II. La décision sur opposition du Service de la population du canton de Vaud du 2 novembre 2023 est confirmée.
III. Les frais de justice, par 600 (six cents) francs, sont laissés provisoirement à la charge de l'Etat.
IV. Il n'est pas alloué de dépens.
V. L'indemnité de conseil d'office de Me Samuel Thétaz est arrêtée à 1'691 (mille six cent nonante-et-un) francs, TVA comprise.
VI. Le bénéficiaire de l'assistance judiciaire est, dans la mesure de l'art. 123 CPC, tenu au remboursement des frais de justice et de l'indemnité de conseil d'office mis à la charge de l'Etat.
Lausanne, le 3 avril 2024
Le présent arrêt est communiqué aux destinataires de l'avis d'envoi ci-joint, ainsi qu'au SEM.
Il peut faire l'objet, dans les trente jours suivant sa notification, d'un recours au Tribunal fédéral (Tribunal fédéral suisse, 1000 Lausanne 14).

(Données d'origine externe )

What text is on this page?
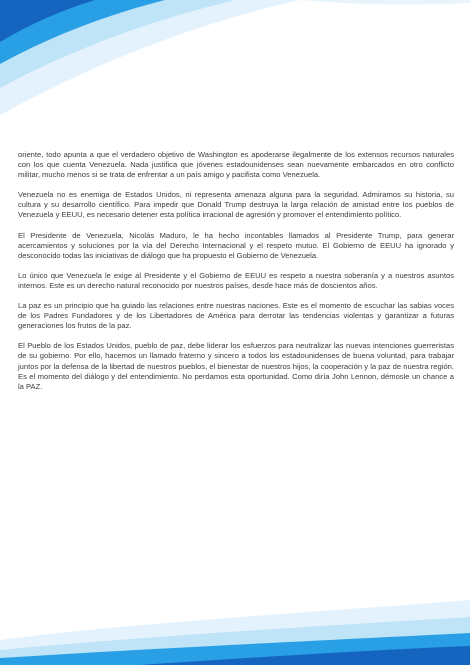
oriente, todo apunta a que el verdadero objetivo de Washington es apoderarse ilegalmente de los extensos recursos naturales con los que cuenta Venezuela. Nada justifica que jóvenes estadounidenses sean nuevamente embarcados en otro conflicto militar, mucho menos si se trata de enfrentar a un país amigo y pacifista como Venezuela.

Venezuela no es enemiga de Estados Unidos, ni representa amenaza alguna para la seguridad. Admiramos su historia, su cultura y su desarrollo científico. Para impedir que Donald Trump destruya la larga relación de amistad entre los pueblos de Venezuela y EEUU, es necesario detener esta política irracional de agresión y promover el entendimiento político.

El Presidente de Venezuela, Nicolás Maduro, le ha hecho incontables llamados al Presidente Trump, para generar acercamientos y soluciones por la vía del Derecho Internacional y el respeto mutuo. El Gobierno de EEUU ha ignorado y desconocido todas las iniciativas de diálogo que ha propuesto el Gobierno de Venezuela.

Lo único que Venezuela le exige al Presidente y el Gobierno de EEUU es respeto a nuestra soberanía y a nuestros asuntos internos. Este es un derecho natural reconocido por nuestros países, desde hace más de doscientos años.

La paz es un principio que ha guiado las relaciones entre nuestras naciones. Este es el momento de escuchar las sabias voces de los Padres Fundadores y de los Libertadores de América para derrotar las tendencias violentas y garantizar a futuras generaciones los frutos de la paz.

El Pueblo de los Estados Unidos, pueblo de paz, debe liderar los esfuerzos para neutralizar las nuevas intenciones guerreristas de su gobierno. Por ello, hacemos un llamado fraterno y sincero a todos los estadounidenses de buena voluntad, para trabajar juntos por la defensa de la libertad de nuestros pueblos, el bienestar de nuestros hijos, la cooperación y la paz de nuestra región. Es el momento del diálogo y del entendimiento. No perdamos esta oportunidad. Como diría John Lennon, démosle un chance a la PAZ.
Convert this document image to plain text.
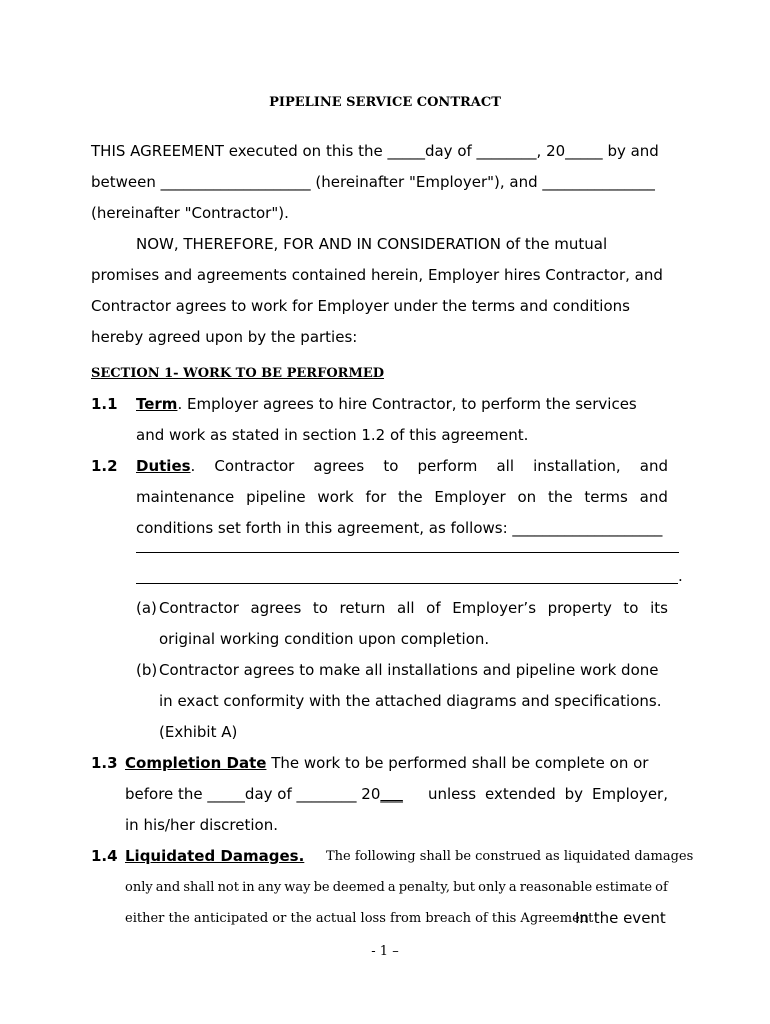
PIPELINE SERVICE CONTRACT
THIS AGREEMENT executed on this the _____day of ________, 20_____ by and
between ____________________ (hereinafter "Employer"), and _______________
(hereinafter "Contractor").
NOW, THEREFORE, FOR AND IN CONSIDERATION of the mutual
promises and agreements contained herein, Employer hires Contractor, and
Contractor agrees to work for Employer under the terms and conditions
hereby agreed upon by the parties:
SECTION 1- WORK TO BE PERFORMED
1.1 Term. Employer agrees to hire Contractor, to perform the services
and work as stated in section 1.2 of this agreement.
1.2 Duties. Contractor agrees to perform all installation, and
maintenance pipeline work for the Employer on the terms and
conditions set forth in this agreement, as follows: ____________________
.
(a) Contractor agrees to return all of Employer’s property to its
original working condition upon completion.
(b) Contractor agrees to make all installations and pipeline work done
in exact conformity with the attached diagrams and specifications.
(Exhibit A)
1.3 Completion Date The work to be performed shall be complete on or
before the _____day of ________ 20___ unless extended by Employer,
in his/her discretion.
1.4 Liquidated Damages. The following shall be construed as liquidated damages
only and shall not in any way be deemed a penalty, but only a reasonable estimate of
either the anticipated or the actual loss from breach of this Agreement
In the event
- 1 –
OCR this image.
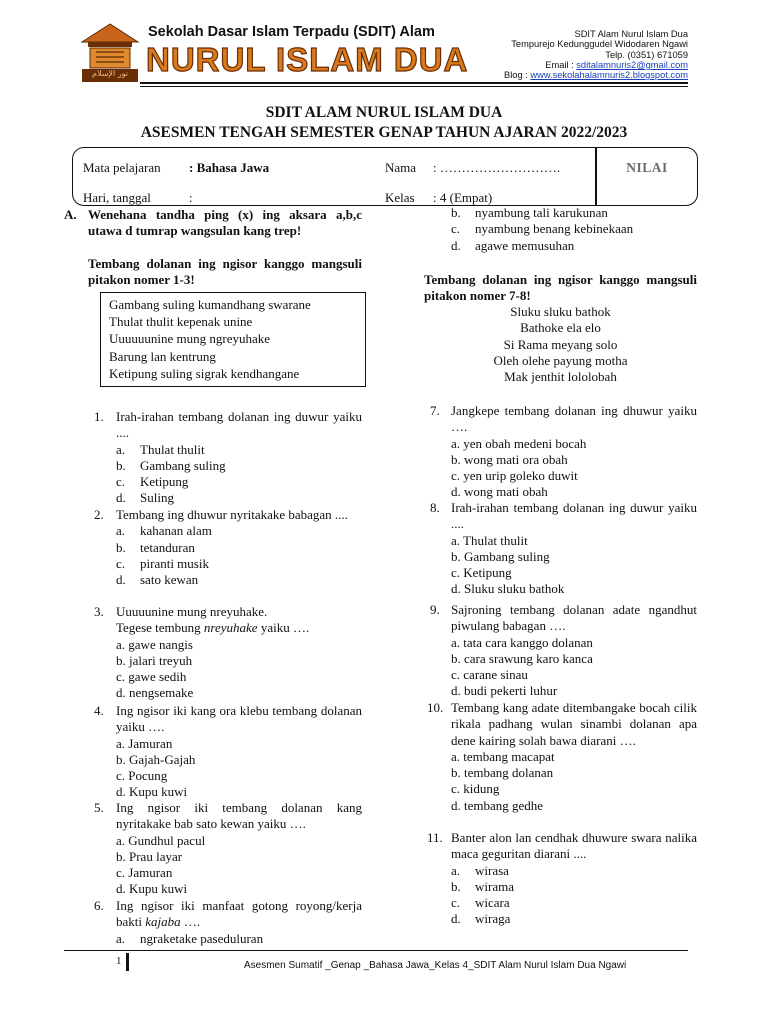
نور الإسلام
Sekolah Dasar Islam Terpadu (SDIT) Alam
NURUL ISLAM DUA
SDIT Alam Nurul Islam Dua
Tempurejo Kedunggudel Widodaren Ngawi
Telp. (0351) 671059
Email : sditalamnuris2@gmail.com
Blog : www.sekolahalamnuris2.blogspot.com
SDIT ALAM NURUL ISLAM DUA
ASESMEN TENGAH SEMESTER GENAP TAHUN AJARAN 2022/2023
Mata pelajaran : Bahasa Jawa
Hari, tanggal	:
Nama : ……………………….
Kelas : 4 (Empat)
NILAI
A. Wenehana tandha ping (x) ing aksara a,b,c utawa d tumrap wangsulan kang trep!
Tembang dolanan ing ngisor kanggo mangsuli pitakon nomer 1-3!
Gambang suling kumandhang swarane
Thulat thulit kepenak unine
Uuuuuunine mung ngreyuhake
Barung lan kentrung
Ketipung suling sigrak kendhangane
1. Irah-irahan tembang dolanan ing duwur yaiku ....
a. Thulat thulit
b. Gambang suling
c. Ketipung
d. Suling
2. Tembang ing dhuwur nyritakake babagan ....
a. kahanan alam
b. tetanduran
c. piranti musik
d. sato kewan
3. Uuuuunine mung nreyuhake.
Tegese tembung nreyuhake yaiku ….
a. gawe nangis
b. jalari treyuh
c. gawe sedih
d. nengsemake
4. Ing ngisor iki kang ora klebu tembang dolanan yaiku ….
a. Jamuran
b. Gajah-Gajah
c. Pocung
d. Kupu kuwi
5. Ing ngisor iki tembang dolanan kang nyritakake bab sato kewan yaiku ….
a. Gundhul pacul
b. Prau layar
c. Jamuran
d. Kupu kuwi
6. Ing ngisor iki manfaat gotong royong/kerja bakti kajaba ….
a. ngraketake paseduluran
b. nyambung tali karukunan
c. nyambung benang kebinekaan
d. agawe memusuhan
Tembang dolanan ing ngisor kanggo mangsuli pitakon nomer 7-8!
Sluku sluku bathok
Bathoke ela elo
Si Rama meyang solo
Oleh olehe payung motha
Mak jenthit lololobah
7. Jangkepe tembang dolanan ing dhuwur yaiku ….
a. yen obah medeni bocah
b. wong mati ora obah
c. yen urip goleko duwit
d. wong mati obah
8. Irah-irahan tembang dolanan ing duwur yaiku ....
a. Thulat thulit
b. Gambang suling
c. Ketipung
d. Sluku sluku bathok
9. Sajroning tembang dolanan adate ngandhut piwulang babagan ….
a. tata cara kanggo dolanan
b. cara srawung karo kanca
c. carane sinau
d. budi pekerti luhur
10. Tembang kang adate ditembangake bocah cilik rikala padhang wulan sinambi dolanan apa dene kairing solah bawa diarani ….
a. tembang macapat
b. tembang dolanan
c. kidung
d. tembang gedhe
11. Banter alon lan cendhak dhuwure swara nalika maca geguritan diarani ....
a. wirasa
b. wirama
c. wicara
d. wiraga
1	Asesmen Sumatif _Genap _Bahasa Jawa_Kelas 4_SDIT Alam Nurul Islam Dua Ngawi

Le recours en matière de droit public s'exerce aux conditions des articles 82 ss de la loi du 17 juin 2005 sur le Tribunal fédéral (LTF - RS 173.110), le recours constitutionnel subsidiaire à celles des articles 113 ss LTF. Le mémoire de recours doit être rédigé dans une langue officielle, indiquer les conclusions, les motifs et les moyens de preuve, et être signé. Les motifs doivent exposer succinctement en quoi l’acte attaqué viole le droit. Les pièces invoquées comme moyens de preuve doivent être jointes au mémoire, pour autant qu’elles soient en mains de la partie; il en va de même de la décision attaquée.